Russia’s Constitutional Court defended the right of indigenous peoples to hunt

Constitutional Court of the Russian Federation on July 5, 2021, has issued its resolution concerning the legal appeal of Mr. Andrey Danilov, a representative of the Saami people, one of the indigenous small-numbered peoples of the Far North. In 2019, Danilov applied to the Murmansk regional Ministry of Natural Resources and Ecology with a request to allow him to hunt in order to maintain a traditional lifestyle and traditional economic activities. Danilov submitted his appeal on the grounds that, as a representative of the Saami people, he has the right to enjoy benefits for the use of land and natural resources in places of traditional residence and traditional activities of Saami people. However, the regional administration refused him this, referring to the fact that Mr. Danilov currently lived and worked in the city of Olenegorsk, which did not belong to the territories of traditional residence of indigenous minorities, and his Saami identity alone could not serve as a basis for granting him the right to hunt on special conditions. This refusal was confirmed by all four instances of the courts of general jurisdiction, which have stated that the Russian legislation considered only those who permanently resided in traditional territories to be indigenous peoples, for whom traditional use of natural resources was the basis of their existence. The laws “On guarantees of the rights of indigenous small-numbered peoples of the Russian Federation” and “On hunting and preservation of resources for hunting” put it this way, and preferences for the use of natural resources and land are given only to permanent dwellers of the territories of traditional residence, who keep the traditional way of life.

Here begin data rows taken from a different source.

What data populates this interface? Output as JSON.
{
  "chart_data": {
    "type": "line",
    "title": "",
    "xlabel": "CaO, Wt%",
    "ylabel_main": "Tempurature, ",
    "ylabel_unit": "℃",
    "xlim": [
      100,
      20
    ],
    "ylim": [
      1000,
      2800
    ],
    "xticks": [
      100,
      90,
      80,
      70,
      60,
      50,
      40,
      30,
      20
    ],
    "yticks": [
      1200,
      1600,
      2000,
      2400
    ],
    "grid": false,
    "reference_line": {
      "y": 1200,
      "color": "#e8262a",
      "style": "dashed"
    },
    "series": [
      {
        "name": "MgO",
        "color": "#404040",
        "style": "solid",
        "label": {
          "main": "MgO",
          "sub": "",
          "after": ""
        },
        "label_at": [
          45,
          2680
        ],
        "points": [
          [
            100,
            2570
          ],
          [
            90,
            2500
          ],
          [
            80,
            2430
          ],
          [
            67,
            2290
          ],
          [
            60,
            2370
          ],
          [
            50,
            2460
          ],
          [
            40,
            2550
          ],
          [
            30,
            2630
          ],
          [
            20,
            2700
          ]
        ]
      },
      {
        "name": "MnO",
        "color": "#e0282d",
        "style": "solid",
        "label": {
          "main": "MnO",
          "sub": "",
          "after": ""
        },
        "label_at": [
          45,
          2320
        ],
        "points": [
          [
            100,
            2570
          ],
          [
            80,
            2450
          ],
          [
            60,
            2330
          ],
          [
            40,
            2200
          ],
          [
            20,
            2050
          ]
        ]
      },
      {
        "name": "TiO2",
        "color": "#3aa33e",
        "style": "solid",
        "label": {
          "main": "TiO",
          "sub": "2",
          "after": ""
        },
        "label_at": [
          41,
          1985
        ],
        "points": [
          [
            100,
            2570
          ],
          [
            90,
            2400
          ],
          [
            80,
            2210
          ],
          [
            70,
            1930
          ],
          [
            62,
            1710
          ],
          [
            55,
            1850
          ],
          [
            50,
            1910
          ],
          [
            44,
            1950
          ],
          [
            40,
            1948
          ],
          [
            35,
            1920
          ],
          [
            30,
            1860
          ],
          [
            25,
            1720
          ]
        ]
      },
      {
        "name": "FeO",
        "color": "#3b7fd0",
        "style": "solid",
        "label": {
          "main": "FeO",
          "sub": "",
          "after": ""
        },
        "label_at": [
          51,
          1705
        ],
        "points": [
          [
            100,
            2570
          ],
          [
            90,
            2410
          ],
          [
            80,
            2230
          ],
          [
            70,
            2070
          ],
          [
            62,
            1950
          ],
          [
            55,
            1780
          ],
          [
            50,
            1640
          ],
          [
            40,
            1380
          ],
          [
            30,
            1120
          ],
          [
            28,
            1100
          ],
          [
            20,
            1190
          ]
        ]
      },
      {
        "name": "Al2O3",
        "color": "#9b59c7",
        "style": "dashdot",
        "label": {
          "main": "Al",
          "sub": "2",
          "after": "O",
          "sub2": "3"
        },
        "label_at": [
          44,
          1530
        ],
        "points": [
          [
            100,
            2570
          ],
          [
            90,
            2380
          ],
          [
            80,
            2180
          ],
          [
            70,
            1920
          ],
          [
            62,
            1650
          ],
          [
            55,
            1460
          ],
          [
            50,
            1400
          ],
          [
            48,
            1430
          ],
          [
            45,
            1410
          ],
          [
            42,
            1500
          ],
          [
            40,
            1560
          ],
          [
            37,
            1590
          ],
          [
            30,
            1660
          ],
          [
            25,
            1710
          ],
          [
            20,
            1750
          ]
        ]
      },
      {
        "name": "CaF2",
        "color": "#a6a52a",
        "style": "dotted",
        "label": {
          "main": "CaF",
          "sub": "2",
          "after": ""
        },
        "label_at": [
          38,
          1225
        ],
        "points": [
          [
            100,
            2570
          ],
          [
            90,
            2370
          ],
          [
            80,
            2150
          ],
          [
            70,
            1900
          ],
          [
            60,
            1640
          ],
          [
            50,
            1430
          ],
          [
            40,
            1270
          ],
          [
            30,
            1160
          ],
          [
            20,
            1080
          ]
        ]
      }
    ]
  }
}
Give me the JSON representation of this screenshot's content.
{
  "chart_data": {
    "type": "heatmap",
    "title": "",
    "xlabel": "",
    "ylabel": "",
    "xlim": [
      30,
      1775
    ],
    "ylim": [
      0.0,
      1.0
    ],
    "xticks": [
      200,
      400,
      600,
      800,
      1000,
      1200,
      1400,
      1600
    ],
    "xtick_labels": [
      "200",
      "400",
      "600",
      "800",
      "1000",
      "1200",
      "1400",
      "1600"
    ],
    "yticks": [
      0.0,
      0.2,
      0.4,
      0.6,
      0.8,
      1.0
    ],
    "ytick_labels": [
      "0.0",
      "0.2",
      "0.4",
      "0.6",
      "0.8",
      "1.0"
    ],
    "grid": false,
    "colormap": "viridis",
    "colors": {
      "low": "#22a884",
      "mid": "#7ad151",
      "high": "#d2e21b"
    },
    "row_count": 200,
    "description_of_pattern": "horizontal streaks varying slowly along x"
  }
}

Mr.Danilov has challenged this legislative regulation in the Constitutional Court of the Russian Federation and has pointed out in his legal complaint that normal living conditions and living in an urban environment should not contradict the possibility to lead a traditional lifestyle.

Constitutional Court recognized the requirements of the law on the need to preserve places of traditional residence and to conduct traditional activities in order to establish guarantees of the rights for indigenous minorities to be fair, since they proceeded from the need to preserve traditional ways of life. At the same time, the Court considered that such requirements could prevent the provision of these guarantees for those representatives of the indigenous peoples who did not live permanently in their former places of traditional residence, who have moved to the city (including forced resettlement) and could not lead their historically established lifestyle, but at the same time kept their contact with the land of their ancestors, followed their customs and passed them on to new generations. In its decision, the Constitutional Court indicated that life outside of the places of traditional residence and activity did not mean that a representative of a small-numbered people had lost this status or broke off contact with their people and culture. The Court has also emphasized that for small-numbered peoples, their traditional crafts, in particular hunting, were not so much a means of subsistence but a guarantee of preserving identity and culture.

Thus, the Constitutional Court sided with Mr. Danilov, and the refusal of the Murmansk regional Ministry of Natural Resources and Ecology to grant the latter hunting privileges will be reviewed. In addition, the legislators will have to clarify the basis for the implementation of the right to hunt in order to preserve a traditional way of life and carry out economic activities by representatives of the indigenous peoples of the North, Siberia and the Far East.

The decision of the Constitutional Court in the case of Andrey Danilov has particular importance not only for the Saami people, but also for all other indigenous peoples living in Russia. The court ruling, according to which traditional crafts are a guarantee of the preservation of identity and culture, should become fundamental in the situation when land, forests and water resources on the lands of indigenous peoples are given over to industrial companies for development without any restrictions. These activities lead to the destruction of the natural environment and resources used by indigenous peoples, and therefore threaten the existence of the latter, their languages and culture.